当研究所は、4月3日、「アジア開発銀行(ADB)『公共政策トレーニングプログラム』」の閣僚級を含む上級行政官一行24名の研修に協力した。同プログラムはカンボジア政府による公共財政管理改革プログラム(日本、フランス、英国、オーストラリア、スウェーデンなど各国や世銀、IMF、ADBの支援のもと2005年から2011年を対象として推進)の一環であり、カンボジア側は経済財政省金融研究所、日本側は名古屋大学大学院国際開発研究科が窓口となり、3月上旬にカンボジアで1週間の研修の後、日本国内で3月30日から4月4日まで実施されたものである。
同日午前に大阪証券取引所を見学、午後には、神戸大学経済経営研究所長の宮尾龍蔵教授から、「History of Stock Market and the Role of Stock Market in Economic Development (株式市場発展の歴史とその役割)」と題して講義が行われた。
宮尾教授からは、株式や資本市場の定義、次いで、世界と日本における株式市場発展の歴史について、世界初の株式会社といわれる「オランダ東インド会社」や日本の江戸時代における「株仲間」などの事例を挙げながら説明の後、株式市場の役割や株価決定のメカニズムについて講話があった。
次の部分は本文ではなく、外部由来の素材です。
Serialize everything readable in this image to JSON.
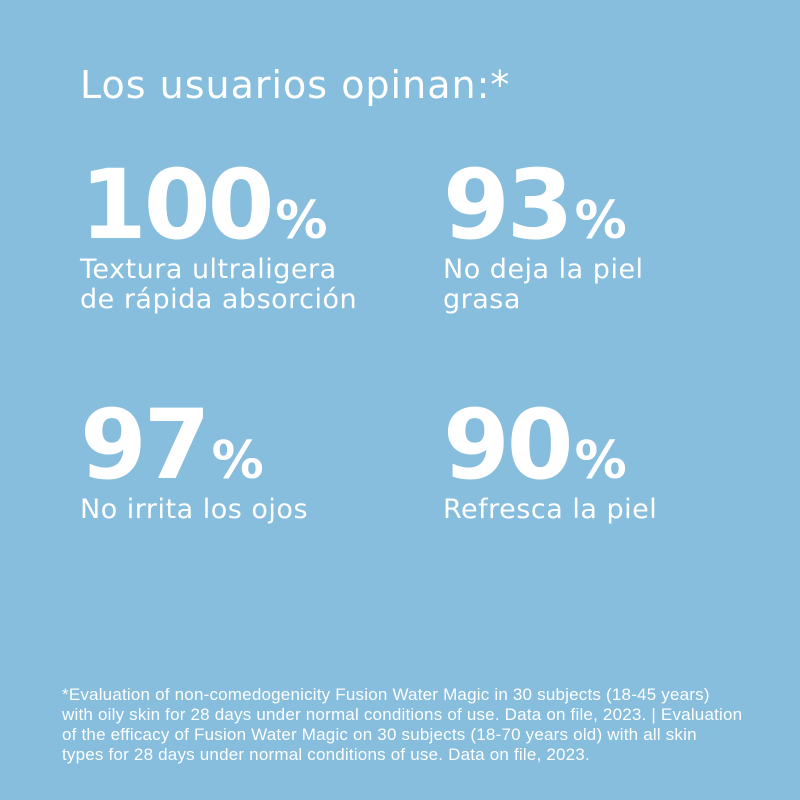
{
  "colors": {
    "background": "#87BEDD",
    "text": "#FFFFFF"
  },
  "title": "Los usuarios opinan:*",
  "stats": [
    {
      "value": "100",
      "unit": "%",
      "caption_lines": [
        "Textura ultraligera",
        "de rápida absorción"
      ]
    },
    {
      "value": "93",
      "unit": "%",
      "caption_lines": [
        "No deja la piel",
        "grasa"
      ]
    },
    {
      "value": "97",
      "unit": "%",
      "caption_lines": [
        "No irrita los ojos"
      ]
    },
    {
      "value": "90",
      "unit": "%",
      "caption_lines": [
        "Refresca la piel"
      ]
    }
  ],
  "footnote": {
    "lines": [
      "*Evaluation of non-comedogenicity Fusion Water Magic in 30 subjects (18-45 years)",
      "with oily skin for 28 days under normal conditions of use. Data on file, 2023. | Evaluation",
      "of the efficacy of Fusion Water Magic on 30 subjects (18-70 years old) with all skin",
      "types for 28 days under normal conditions of use. Data on file, 2023."
    ]
  }
}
研修生からは、カンボジアにおいて証券取引所創設の計画があることを踏まえ、同国の資本市場育成のための留意点についてアドバイスを求めるなど活発な質疑応答が行われた。
また、当研究所の武田専務理事より、「Kansai -Yesterday, Today, and Tomorrow-」と題して、関西経済の発展の歴史と現状、今後の課題について説明を行った。